Abraham sacó una bolsita de manta, de la cual tomó algunas monedas y las puso sobre la gastada madera donde estaba la olla de barro con agua.
—Aquí le dejo unos reales para que se ayude…
— ¡No, en ningún modo puedo aceptar eso!—dijo ella por mera formalidad, la verdad es que si los necesitaba.
—No se preocupe comadre, haga de cuenta que es un adelanto para los próximos totopostes.
— ¡Los totopostes… nadie los hace como yo! —suspiró Apolonia, buscando en sus lejanos recuerdos los momentos en que su madre le enseñara a elaborar las más exquisitas esferas de maíz tostado de la región.
No es que fueran un secreto los ingredientes que los componían. El arte de las Apolonias, desde los días de la encomienda española, estaba en que ellas amaban lo que hacían y en esa dedicación los tiempos y la calidad que procuraban en cada ingrediente les valía la fama que tenían.
Apolonia levantó con esfuerzo su mano huesuda y señalando por la ventana cerrada, agregó:
—Pero allá en Canaire, hay una señora que hace totopostes también, aunque no tan buenos como los míos…
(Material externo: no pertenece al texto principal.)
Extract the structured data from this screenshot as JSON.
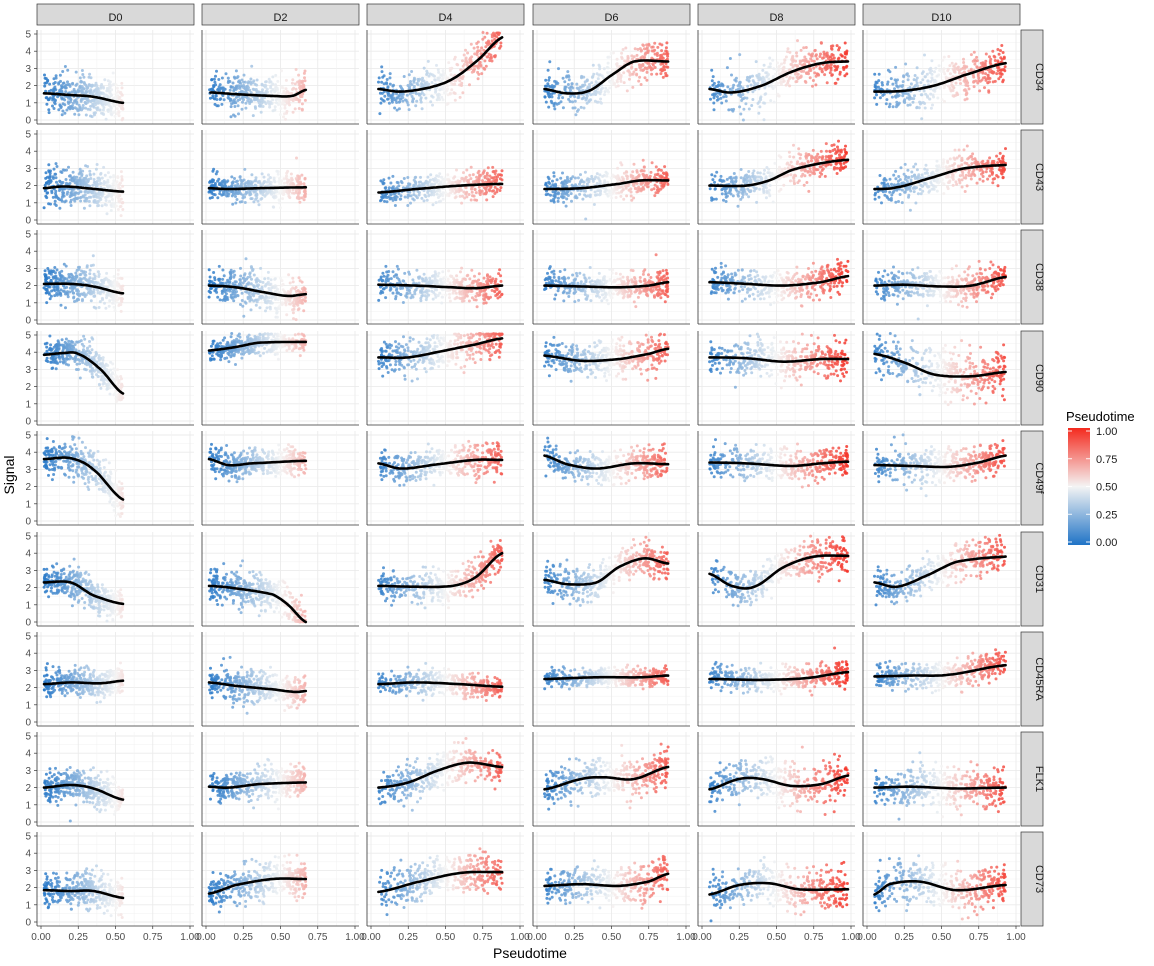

Abraham y Apolonia siguieron hablando de cosas que serian olvidadas para siempre,  porque hay momentos y palabras que el tiempo se guarda para su solitario placer; arcanos que nadie podrá descubrir nunca jamás.
En el horizonte el sol se ponía detrás de las lomas, Pavita resoplaba y Alberto contaba las monedas que Abraham le había dado, monedas con las que pensaba ir a la feria del pueblo.
Pronto la tercera luna de septiembre se levantaría detrás de las azules montañas, más allá del Guascorán que bramaba crecido.